The woods are soaking and his shoes start to let in water, and he thinks ruefully of chicken soup as the water mixes with the chicken dust on his feet. At the edge of the beach he climbs over the fallen trees and driftwood, and down onto the shingle. The waves are loud, rolling in from the open ocean, breaking the surface almost half a mile out and churning in to thunder up the beach, rattling and shaking the shingle with their violence.

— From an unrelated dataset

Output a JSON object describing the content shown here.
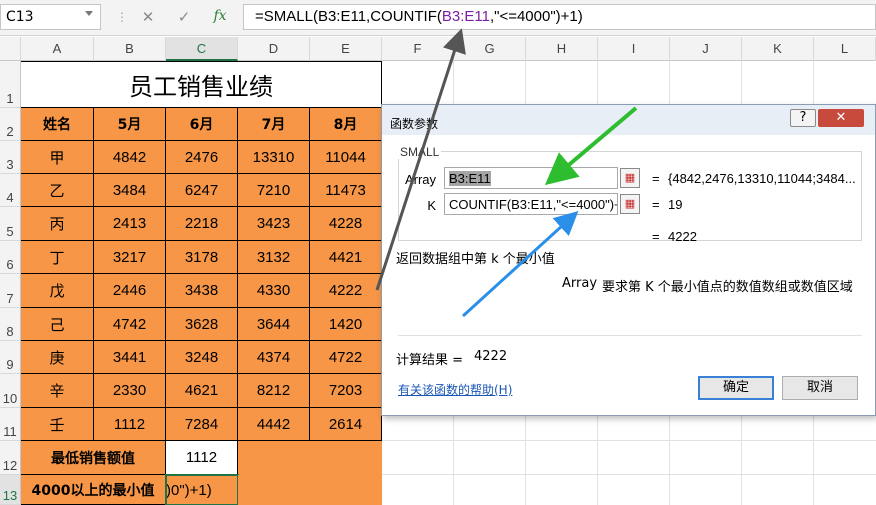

The beach shelves steeply. 10 feet from the tideline he would be below it, his head lower than the edge of the beach. The stones are wet, gleaming grey and brown, tiny remnants of some violent planetary event eons past, smoothed and rounded by time and the salty rasp of the ocean.
There’s no-one else on the beach in the squally cold. The wind cuts through his coat. Layers of cloud scud fast across the open sea, striping the water with beams of light. He sheds his wet shoes. He takes them off and flings them behind a log, abandoning his socks like sea detritus. His pale bare feet feel clean and free on the icy sand. Sami looks back at the dark line of trees. He turns to watch the sea and the breakers endlessly coming in from the rest of the world, from the vast ocean that stretches for thousands of miles, unchanging; steely cold, grey and wild. The rhythmic pound and rattle of the beach mixes with the cry of gulls, and the salty, fresh petrichor rises from the incoming tide. He shrugs off his coat to feel the biting wind.
As his eyes relax over the expanse he sees something; something is moving, perpendicular to the waves. He is sure he sees a solid grey smudge in the steel grey water, just beyond the breaker line. It is a lone dolphin, skirting the beach. For one instant, Sami stops breathing, watching the dolphin rise and fall through the waves, at one with the rough sea. He read once that dolphins were likely more intelligent than humans, their highly developed frontal cortex possibly used for communication, knowledge, wisdom. He wipes the rain from his forehead, mesmerised by the dolphin. It turns, aware of him on the coast, watching him, aware of him watching. And with one powerful flick of its tail, it jumps, for a moment fully clear of the water and shining with the joy of its existence, caught in a single ray of sunlight emerging through the clouds.